By The University of Huddersfield | October 31, 2016

Researchers at the University of Huddersfield, West Yorkshire, England, have developed a new lab technique that may aid the development and success rate of an important anti-cancer treatment.

Used particularly in cases of liver cancer, polymer beads are injected into arteries that feed a tumor, where they block the blood flow, cutting off the supply of oxygen and nutrients. The beads then also release an anticancer drug directly into the tumor, reducing the systemic side effects. 

What developers need is a safe way of predicting what would happen in a patient’s body if the beads and the drug they contain are modified. Now the new research has provided them with a method and the findings are described in an article in the European Journal of Pharmaceutical Sciences.

Ph.D. researcher Tania Swaine with her supervisor, Dr.
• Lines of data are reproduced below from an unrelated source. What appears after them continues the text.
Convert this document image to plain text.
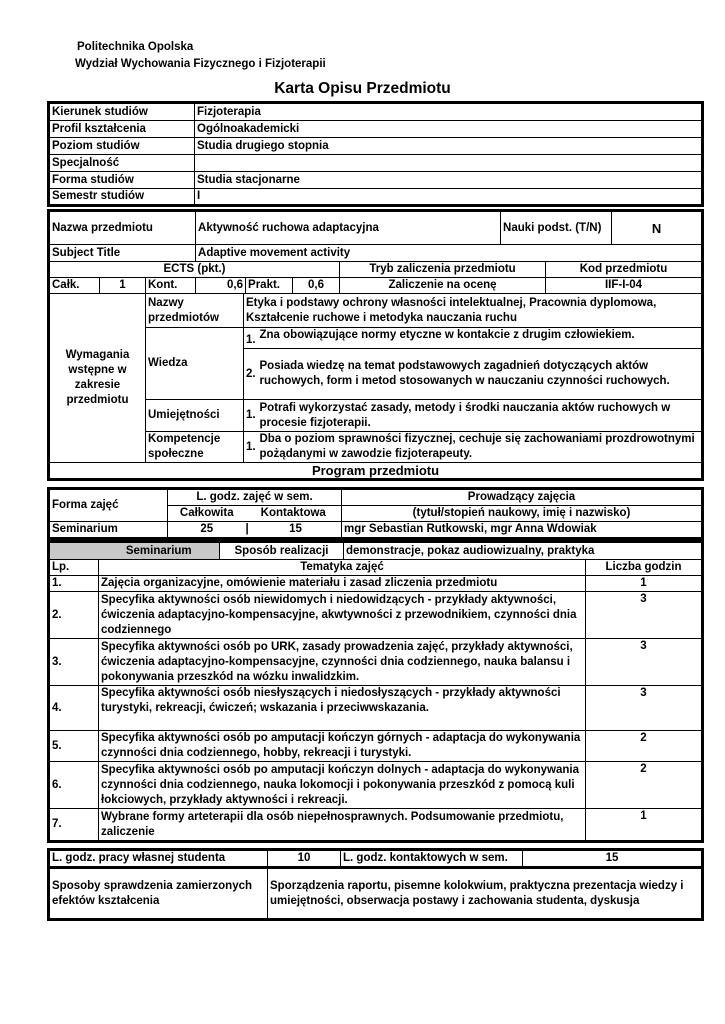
Politechnika Opolska
Wydział Wychowania Fizycznego i Fizjoterapii
Karta Opisu Przedmiotu
Kierunek studiów	Fizjoterapia
Profil kształcenia	Ogólnoakademicki
Poziom studiów	Studia drugiego stopnia
Specjalność	
Forma studiów	Studia stacjonarne
Semestr studiów	I
Nazwa przedmiotu			Aktywność ruchowa adaptacyjna				Nauki podst. (T/N)		N
Subject Title			Adaptive movement activity						
ECTS (pkt.)						Tryb zaliczenia przedmiotu		Kod przedmiotu	
Całk.	1	Kont.	0,6	Prakt.	0,6	Zaliczenie na ocenę		IIF-I-04	
Wymagania wstępne w zakresie przedmiotu	Nazwy przedmiotów	Etyka i podstawy ochrony własności intelektualnej, Pracownia dyplomowa, Kształcenie ruchowe i metodyka nauczania ruchu	
	Wiedza	1.	Zna obowiązujące normy etyczne w kontakcie z drugim człowiekiem.
		2.	Posiada wiedzę na temat podstawowych zagadnień dotyczących aktów ruchowych, form i metod stosowanych w nauczaniu czynności ruchowych.
	Umiejętności	1.	Potrafi wykorzystać zasady, metody i środki nauczania aktów ruchowych w procesie fizjoterapii.
	Kompetencje społeczne	1.	Dba o poziom sprawności fizycznej, cechuje się zachowaniami prozdrowotnymi pożądanymi w zawodzie fizjoterapeuty.
Program przedmiotu			
Forma zajęć	L. godz. zajęć w sem.		Prowadzący zajęcia
	Całkowita	Kontaktowa	(tytuł/stopień naukowy, imię i nazwisko)
Seminarium	25	| 15	mgr Sebastian Rutkowski, mgr Anna Wdowiak
	Seminarium	Sposób realizacji	demonstracje, pokaz audiowizualny, praktyka	
Lp.	Tematyka zajęć			Liczba godzin
1.	Zajęcia organizacyjne, omówienie materiału i zasad zliczenia przedmiotu			1
2.	Specyfika aktywności osób niewidomych i niedowidzących - przykłady aktywności, ćwiczenia adaptacyjno-kompensacyjne, akwtywności z przewodnikiem, czynności dnia codziennego			3
3.	Specyfika aktywności osób po URK, zasady prowadzenia zajęć, przykłady aktywności, ćwiczenia adaptacyjno-kompensacyjne, czynności dnia codziennego, nauka balansu i pokonywania przeszkód na wózku inwalidzkim.			3
4.	Specyfika aktywności osób niesłyszących i niedosłyszących - przykłady aktywności turystyki, rekreacji, ćwiczeń; wskazania i przeciwwskazania.			3
5.	Specyfika aktywności osób po amputacji kończyn górnych - adaptacja do wykonywania czynności dnia codziennego, hobby, rekreacji i turystyki.			2
6.	Specyfika aktywności osób po amputacji kończyn dolnych - adaptacja do wykonywania czynności dnia codziennego, nauka lokomocji i pokonywania przeszkód z pomocą kuli łokciowych, przykłady aktywności i rekreacji.			2
7.	Wybrane formy arteterapii dla osób niepełnosprawnych. Podsumowanie przedmiotu, zaliczenie			1
L. godz. pracy własnej studenta	10	L. godz. kontaktowych w sem.	15
Sposoby sprawdzenia zamierzonych efektów kształcenia	Sporządzenia raportu, pisemne kolokwium, praktyczna prezentacja wiedzy i umiejętności, obserwacja postawy i zachowania studenta, dyskusja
Laura Waters. (Credit: University of Huddersfield)

“There was no lab mimic that was able to adequately predict how the drug was released from these drug-eluting beads once they were in the body,” said one of the co-authors, University of Huddersfield pharmaceutical science lecturer and researcher Dr. Laura Waters. “The article describes a way of doing it in the lab. We compared our results with in vivo data and proved that the method worked.”

Waters is supervising the Ph.D. researcher Tanya Swaine, a graduate of the University of Huddersfield whose doctoral project is sponsored by BTG, which manufactures the embolization beads that are used in the therapy.

Swaine and co-researchers were able to carry out lab experiments in which a buffer—a liquid that mimics blood—was pumped at different rates through the beads. They also modified the quantities of drug contained in the beads. By comparing their laboratory observations with in vivo data, the research team was able to establish the validity of their simulation technique.

It will be of practical value to any medical researcher working on a bead-based system, Waters said, enabling them to make accurate predictions without running any risks to patients.

“We are continually innovating our drug-eluting bead technologies to introduce new features, such as X-ray visibility or biodegradability, Professor Andy Lewis, director of R&D at BTG and industrial supervisor in the collaboration said. “It’s important from a product development perspective that if we wanted to put other drugs into the beads, or change anything about their chemistry, we could use this system to predict product behavior before it is given to people.”